Right now! August 12, 2020...President Trump scaring the crap out of people with bullcrap about autism!
Carter was a former Navy nuclear engineer aboard a submarine, and his teacher was Admiral Hyman Rickover, so anyone who wants to call that seagoing Georgia peanut farmer a wussy libtard should get a reality check about life on board subs, studying under Rickover and farming before they make an even bigger idiot of themselves.
The people who did the whining were the REPUBLICANS, FRESH OFF the BIGGEST political crime scandal in our history, in which they and the entire Nixon administration were implicated.
I guarantee you we can expect a steroid enhanced version of that upon the Trump exit, bigger, longer and uncut, unless we move preemptively to cut it down like a garden weed infestation. We better have the jugs of RoundUp and DDT ready now. And yes, it WILL be necessary this time to punish these criminals. This must never be allowed to achieve critical mass again.
Again:
The people who did the whining were the REPUBLICANS
They even spent the equivalent of the bottom line of a half dozen Fortune 500 corporations to sell a reaction tape style whinging-fest that was presented as a pain letter to Americans, many of whom were sons and daughters of men and women who a generation earlier had sacrificed heavily on gasoline, rubber, copper, steel, almost everything imaginable and did not complain.
Lordy how the GOP taught folks how to complain! :shock:
Would I have done things a little differently? Sure, on a couple of things, yes.
For instance I would have done the 55 MPH National Speed Limit as a carrot and stick program, namely that the more fleet efficiency the carmakers chalk up, the sooner the 55 limit gets lifted, first to 60, then 65, etc.
At the time, the US fleet average fuel efficiency was about 12 miles per gallon, and we're talking about passenger cars!
By the way, the 55 mph limit stuck with us until well into Reagan's second term.
Why didn't he do anything about it?
Average national fuel savings was one percent, far short of the rosy 5-10% predicted, partly due to non-compliance and even downright refusenik protest actions. Also partly due to lackluster response from the automakers.
Had we invested a lot of that energy in overall car efficiency we'd have earned the right to go faster. We see now that it is possible to have a car with 400 HP that can achieve 25 and even 30 miles per gallon (fwy).

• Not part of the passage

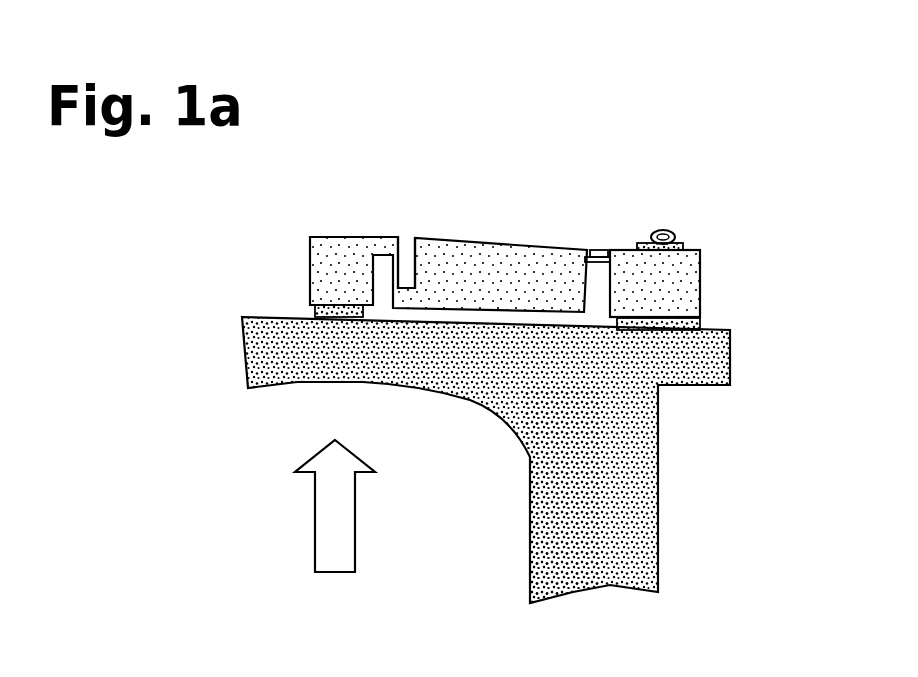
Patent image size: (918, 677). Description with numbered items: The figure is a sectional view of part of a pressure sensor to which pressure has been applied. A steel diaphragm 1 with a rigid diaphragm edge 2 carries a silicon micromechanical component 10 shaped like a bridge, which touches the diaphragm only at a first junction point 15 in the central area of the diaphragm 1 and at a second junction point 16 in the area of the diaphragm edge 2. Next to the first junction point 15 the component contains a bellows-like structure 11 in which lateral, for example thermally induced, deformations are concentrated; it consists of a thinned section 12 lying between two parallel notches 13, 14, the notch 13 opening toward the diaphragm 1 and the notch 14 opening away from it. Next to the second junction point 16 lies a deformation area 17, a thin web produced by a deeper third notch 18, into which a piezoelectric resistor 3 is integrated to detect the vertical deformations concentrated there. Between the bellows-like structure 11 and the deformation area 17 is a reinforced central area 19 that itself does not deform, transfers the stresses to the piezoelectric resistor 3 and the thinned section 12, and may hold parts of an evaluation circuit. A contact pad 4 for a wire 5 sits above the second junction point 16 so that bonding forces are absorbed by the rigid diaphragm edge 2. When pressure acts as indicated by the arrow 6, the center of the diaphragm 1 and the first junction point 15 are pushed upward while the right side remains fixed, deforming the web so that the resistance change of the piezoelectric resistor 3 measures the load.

We now have competitive electric vehicles, we now have hybrids, we now have plain old high efficiency cars that are still fun to drive and a hundred times safer, even the ones with half that four hundred horses or less.
A thirty year head start on that would have kept us as the undisputed champs of the automotive world or at least near the top.
Carter's favorite teacher, by the way, had a lot to say about energy efficiency way back in 1957.
Stanford University - "Energy Resources and Our Future" remarks by Admiral Rickover PDF
Instead we diverted our time, money and energy into slurping up Republican sniveling and put an actor in the White House.
An actor who sold us on the soft soap, soft serve and soft smarm that any spoiled brat reaches when Mummy isn't looking.
And he pulled the softest con ever to hit the pike.
Imagine if we had put some of Rickover's advice to work way back then or at least way back in the Carter years?
Not only patriotic but rewarding, and it would have also been a good time to revisit thorium.
Might have been a shorter path to it back in the 1970's because despite being nixed by Congress to placate The Pentagon, thorium was still on a research path at Oak Ridge.
Oh well, let's see if the adults can get a chance to be heard this time around.
A small investment or a large one, anything invested in constructive ideas is going to pay off because most of our present day infrastructure dates back to the New Deal, so it's clear that we have the capability.